Nel Salento gli ultimi mesi sono state autorizzate in totale ben 217.414 ore di cassa integrazione ordinaria. Fra giugno e luglio 2012, cioè, il ricorso alla Cig è aumentato del 265,8%. I disoccupa­ti censiti sono 190mila, ma a questi bisogna aggiungere tutti quei giovani che nemmeno si iscrivono ai centri per l’impiego convinti come sono che non ci sia speranza di trovare lavoro.

UIL LECCE

SARÀ UN AUTUNNO TORRIDO A MENO CHE…

Le proteste dei dipendenti della ex Ma­nifattura Tabacchi e della Omfesa, in questi primi giorni di settembre, hanno causato non pochi disagi e polemiche, ma non sono nulla rispetto agli effetti che potrebbe provocare l’esplosione delle tante crisi produttive ed occupazionali in atto nel nostro Salento. Abbiamo una bomba ad orologe­ria sotto la sedia e sarebbe opportuno e urgente che la politica e le istituzioni locali, invece di rilasciare dichiarazioni soltanto quando le ver­tenze arrivano sottola Prefettura, si muovessero e chiedessero al Governo interventi strutturali a sostegno dell’economia salentina, un’im­mediata riduzione delle tasse sul lavoro e un contenimento dei costi della politica. La verità è che non si sta investendo un euro per la ripresa delle attività produttive e bisogna far presto, perché la situazione è drammatica. Dal 2001 ad oggi, in provincia di Lecce, sono scomparsi ben 12mila posti di lavoro nel tessile, abbigliamento e calzaturiero. Altri 1700 evaporeranno a fine anno, quando andranno a esauri­mento gli ammortizzatori sociali per 700 operai della Adelchi e per altri 1000 della Filanto.

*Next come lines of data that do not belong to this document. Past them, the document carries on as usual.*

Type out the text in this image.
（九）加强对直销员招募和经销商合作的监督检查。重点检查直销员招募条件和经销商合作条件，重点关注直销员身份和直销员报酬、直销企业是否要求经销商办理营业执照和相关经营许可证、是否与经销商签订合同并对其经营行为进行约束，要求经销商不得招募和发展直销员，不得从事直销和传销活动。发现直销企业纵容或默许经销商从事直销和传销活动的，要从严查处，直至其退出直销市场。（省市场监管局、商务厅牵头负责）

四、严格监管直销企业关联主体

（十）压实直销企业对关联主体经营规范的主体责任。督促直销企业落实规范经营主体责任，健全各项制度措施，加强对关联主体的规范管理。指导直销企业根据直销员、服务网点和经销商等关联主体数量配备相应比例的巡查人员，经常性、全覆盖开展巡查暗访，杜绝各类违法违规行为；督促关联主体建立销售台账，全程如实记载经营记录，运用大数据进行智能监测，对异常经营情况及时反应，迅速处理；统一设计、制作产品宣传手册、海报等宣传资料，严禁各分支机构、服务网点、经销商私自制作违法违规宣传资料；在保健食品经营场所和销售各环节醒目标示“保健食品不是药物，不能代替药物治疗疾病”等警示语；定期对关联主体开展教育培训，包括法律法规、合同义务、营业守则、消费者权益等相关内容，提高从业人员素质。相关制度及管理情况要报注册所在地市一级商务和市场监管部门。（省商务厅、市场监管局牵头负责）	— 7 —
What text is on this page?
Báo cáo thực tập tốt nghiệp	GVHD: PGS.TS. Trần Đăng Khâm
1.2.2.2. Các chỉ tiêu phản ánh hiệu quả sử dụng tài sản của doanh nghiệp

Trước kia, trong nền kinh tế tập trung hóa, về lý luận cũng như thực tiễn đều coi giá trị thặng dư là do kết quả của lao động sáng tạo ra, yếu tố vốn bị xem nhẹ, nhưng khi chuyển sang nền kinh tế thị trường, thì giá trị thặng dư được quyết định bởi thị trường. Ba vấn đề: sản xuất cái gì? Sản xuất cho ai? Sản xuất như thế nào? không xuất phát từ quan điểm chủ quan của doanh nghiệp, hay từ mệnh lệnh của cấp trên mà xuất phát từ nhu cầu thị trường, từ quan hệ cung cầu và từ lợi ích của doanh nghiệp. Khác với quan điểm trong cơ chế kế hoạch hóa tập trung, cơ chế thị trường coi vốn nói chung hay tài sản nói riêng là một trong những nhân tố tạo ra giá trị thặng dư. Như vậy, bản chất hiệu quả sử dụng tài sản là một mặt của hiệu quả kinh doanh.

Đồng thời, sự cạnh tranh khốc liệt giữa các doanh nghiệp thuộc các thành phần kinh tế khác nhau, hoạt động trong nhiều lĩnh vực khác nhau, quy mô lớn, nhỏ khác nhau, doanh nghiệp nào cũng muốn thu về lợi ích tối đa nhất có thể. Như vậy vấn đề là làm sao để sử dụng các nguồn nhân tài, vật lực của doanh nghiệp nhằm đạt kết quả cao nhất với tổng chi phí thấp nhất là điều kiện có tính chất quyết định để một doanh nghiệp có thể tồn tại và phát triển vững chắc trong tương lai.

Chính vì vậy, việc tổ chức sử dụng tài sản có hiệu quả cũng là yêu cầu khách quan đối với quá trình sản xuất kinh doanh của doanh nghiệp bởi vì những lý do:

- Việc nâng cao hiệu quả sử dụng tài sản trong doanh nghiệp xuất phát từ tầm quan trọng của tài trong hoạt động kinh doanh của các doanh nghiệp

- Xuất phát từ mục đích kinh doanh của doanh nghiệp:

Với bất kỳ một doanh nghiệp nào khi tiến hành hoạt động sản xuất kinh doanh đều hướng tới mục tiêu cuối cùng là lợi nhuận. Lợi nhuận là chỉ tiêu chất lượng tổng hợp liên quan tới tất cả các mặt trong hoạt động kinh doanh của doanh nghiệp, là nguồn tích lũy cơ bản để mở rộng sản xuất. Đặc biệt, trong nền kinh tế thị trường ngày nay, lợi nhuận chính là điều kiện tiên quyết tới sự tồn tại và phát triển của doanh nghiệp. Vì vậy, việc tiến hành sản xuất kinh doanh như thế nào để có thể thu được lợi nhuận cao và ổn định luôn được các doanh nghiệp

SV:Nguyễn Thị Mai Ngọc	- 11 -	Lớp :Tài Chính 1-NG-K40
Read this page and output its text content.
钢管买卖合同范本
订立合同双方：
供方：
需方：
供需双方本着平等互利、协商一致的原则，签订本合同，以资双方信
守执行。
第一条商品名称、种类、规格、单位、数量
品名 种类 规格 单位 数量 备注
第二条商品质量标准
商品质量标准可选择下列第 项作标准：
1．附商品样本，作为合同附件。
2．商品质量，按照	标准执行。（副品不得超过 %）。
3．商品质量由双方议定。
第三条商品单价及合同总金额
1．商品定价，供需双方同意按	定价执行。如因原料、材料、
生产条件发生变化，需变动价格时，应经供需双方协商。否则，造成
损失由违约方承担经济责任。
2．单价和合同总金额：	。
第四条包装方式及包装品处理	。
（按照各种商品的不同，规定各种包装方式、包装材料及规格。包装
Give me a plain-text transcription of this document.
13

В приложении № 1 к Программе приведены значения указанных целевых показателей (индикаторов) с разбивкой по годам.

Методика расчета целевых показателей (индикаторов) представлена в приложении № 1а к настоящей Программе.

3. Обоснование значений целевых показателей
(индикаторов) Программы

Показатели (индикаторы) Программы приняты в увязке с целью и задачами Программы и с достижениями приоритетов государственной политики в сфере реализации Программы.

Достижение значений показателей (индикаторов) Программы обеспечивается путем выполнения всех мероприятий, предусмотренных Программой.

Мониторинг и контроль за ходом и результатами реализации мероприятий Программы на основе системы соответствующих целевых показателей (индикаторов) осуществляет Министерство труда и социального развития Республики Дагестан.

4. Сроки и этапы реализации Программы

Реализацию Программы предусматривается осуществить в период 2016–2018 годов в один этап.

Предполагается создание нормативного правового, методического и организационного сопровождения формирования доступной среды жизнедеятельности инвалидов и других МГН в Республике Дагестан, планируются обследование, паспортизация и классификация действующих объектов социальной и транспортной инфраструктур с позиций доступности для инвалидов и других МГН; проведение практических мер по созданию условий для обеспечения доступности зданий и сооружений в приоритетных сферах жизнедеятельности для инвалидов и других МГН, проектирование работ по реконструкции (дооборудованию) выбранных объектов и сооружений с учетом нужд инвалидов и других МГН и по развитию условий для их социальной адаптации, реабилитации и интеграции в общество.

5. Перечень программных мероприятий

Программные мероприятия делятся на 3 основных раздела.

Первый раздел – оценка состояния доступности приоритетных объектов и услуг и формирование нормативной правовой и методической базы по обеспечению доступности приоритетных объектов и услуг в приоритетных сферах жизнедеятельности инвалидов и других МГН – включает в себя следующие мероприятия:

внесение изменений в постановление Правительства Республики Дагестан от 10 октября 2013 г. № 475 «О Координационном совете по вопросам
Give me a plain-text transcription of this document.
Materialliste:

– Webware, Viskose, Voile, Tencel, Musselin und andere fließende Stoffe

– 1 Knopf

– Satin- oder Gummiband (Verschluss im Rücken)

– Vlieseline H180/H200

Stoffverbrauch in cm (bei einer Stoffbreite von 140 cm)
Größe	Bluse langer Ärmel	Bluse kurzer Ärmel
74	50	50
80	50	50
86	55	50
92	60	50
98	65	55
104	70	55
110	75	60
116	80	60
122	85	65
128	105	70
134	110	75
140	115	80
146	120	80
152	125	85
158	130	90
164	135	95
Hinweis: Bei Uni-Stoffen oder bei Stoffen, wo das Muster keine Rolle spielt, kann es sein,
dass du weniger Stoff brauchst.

In scadenza, poi, c’è la cassa integrazione in deroga per 230 operai della Romano, per altri 2500 dipendenti delle piccole imprese del manifatturiero, per altri mille del settore meccanico. Negli ultimi mesi sono state autorizzate in totale ben 217.414 ore di cassa integrazione ordinaria; 545.223 ore di Cig straordinaria e 11.645 di Cig in deroga. Fra giugno e luglio 2012, cioè, il ricorso alla Cig è aumentato del 265,8%. Al lungo e amaro elenco di ditte in crisi, si aggiunge un altro dato drammatico. I disoccupati censiti sono 190mila, ma a questi bisogna aggiungere tutti quei giovani che nemmeno si iscrivono ai centri per l’impiego convinti come sono che non ci sia speranza di trovare lavoro. Si tratta, per lo più, di uomini e donne fra i 18 e i 35 anni alla ricerca di un primo impiego.

E poi ci sono i lavoratori che hanno già compiuto il cinquantesimo compleanno, troppo giovani per andare in pensione e troppo vecchi per trovare un nuovo lavoro: qui si consumano veri e propri drammi e se, come nel caso della ex Bat, non ci si assumerà la responsabilità di tro­vare una soluzione a questo problema, l’autunno sarà certamente torrido.